May 14, 2011 at 05:20 AM | categories: logging, java, logback | View Comments

This is a fairly short post about my brief experiences with logging in Java. I realise it's 2011 and logging is very unsexy, but I thought I'd share anyway.

Let me just say this straight-up - Java Logging you are completely fucking useless. It boggles the mind how badly Sun screwed up the implementation of something so simple but yet so fundamental. It's logging for Christ's sake; how hard can it be?!? This captures the essence of my feelings, so I'll leave it at that.

One thing I did want to mention is Logback and the awesome SiftingAppender. Logback is the successor to the much loved Log4J, written by the same dude and addressing some of the problems with the original.

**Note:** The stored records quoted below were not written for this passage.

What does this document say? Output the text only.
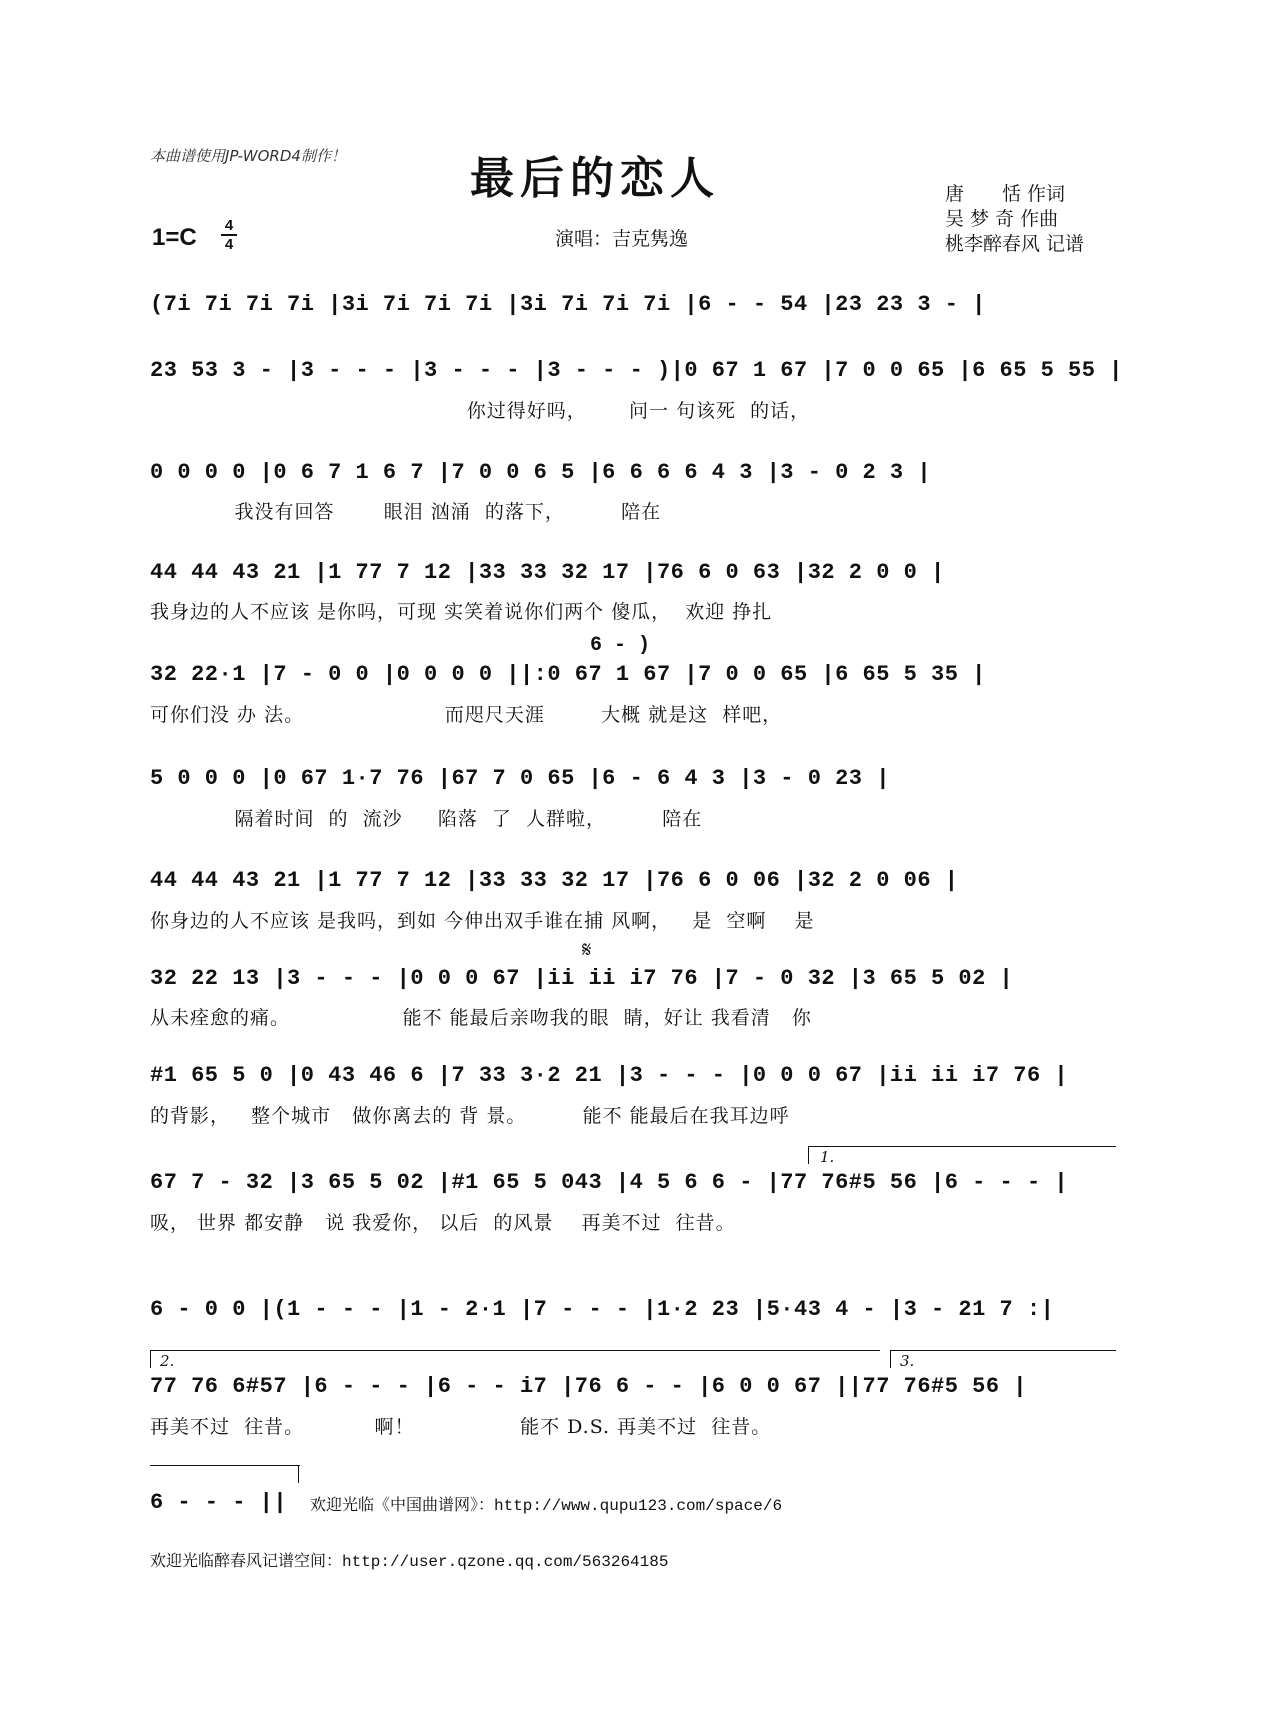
本曲谱使用JP-WORD4制作！	最后的恋人	唐　　恬 作词
吴 梦 奇 作曲
桃李醉春风 记谱
1=C 4
4	演唱：吉克隽逸
(7i 7i 7i 7i |3i 7i 7i 7i |3i 7i 7i 7i |6 - - 54 |23 23 3 - |
23 53 3 - |3 - - - |3 - - - |3 - - - )|0 67 1 67 |7 0 0 65 |6 65 5 55 |
你过得好吗，      问一 句该死  的话，
0 0 0 0 |0 6 7 1 6 7 |7 0 0 6 5 |6 6 6 6 4 3 |3 - 0 2 3 |
我没有回答       眼泪 汹涌  的落下，        陪在
44 44 43 21 |1 77 7 12 |33 33 32 17 |76 6 0 63 |32 2 0 0 |
我身边的人不应该 是你吗，可现 实笑着说你们两个 傻瓜，  欢迎 挣扎
6 - )
32 22·1 |7 - 0 0 |0 0 0 0 ||:0 67 1 67 |7 0 0 65 |6 65 5 35 |
可你们没 办 法。                    而咫尺天涯        大概 就是这  样吧，
5 0 0 0 |0 67 1·7 76 |67 7 0 65 |6 - 6 4 3 |3 - 0 23 |
隔着时间  的  流沙     陷落  了  人群啦，        陪在
44 44 43 21 |1 77 7 12 |33 33 32 17 |76 6 0 06 |32 2 0 06 |
你身边的人不应该 是我吗，到如 今伸出双手谁在捕 风啊，   是  空啊    是
𝄋
32 22 13 |3 - - - |0 0 0 67 |ii ii i7 76 |7 - 0 32 |3 65 5 02 |
从未痊愈的痛。                能不 能最后亲吻我的眼  睛，好让 我看清   你
#1 65 5 0 |0 43 46 6 |7 33 3·2 21 |3 - - - |0 0 0 67 |ii ii i7 76 |
的背影，   整个城市   做你离去的 背 景。        能不 能最后在我耳边呼
1.
67 7 - 32 |3 65 5 02 |#1 65 5 043 |4 5 6 6 - |77 76#5 56 |6 - - - |
吸， 世界 都安静   说 我爱你， 以后  的风景    再美不过  往昔。
6 - 0 0 |(1 - - - |1 - 2·1 |7 - - - |1·2 23 |5·43 4 - |3 - 21 7 :|
2.	3.
77 76 6#57 |6 - - - |6 - - i7 |76 6 - - |6 0 0 67 ||77 76#5 56 |
再美不过  往昔。          啊！               能不 D.S. 再美不过  往昔。
6 - - - ||	欢迎光临《中国曲谱网》：http://www.qupu123.com/space/6
欢迎光临醉春风记谱空间：http://user.qzone.qq.com/563264185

My manager wanted a way for our users to enable individual logging on the server and not require any meddling on the server by an administrator. A quick Google revealed this and from there it wasn't hard to implement a start/stop trace button on each page which harnesses MDC for per-user logging. On completion the trace can either be downloaded or emailed directly from the server to the system administrator or bug tracker.

Honestly, if/when I ever work on another online application I will almost certainly re-implement something very similar again. Being able to capture a trace of everything from the server for a single user session has proven to be an invaluable tool for diagnosing bugs. Give it a whirl!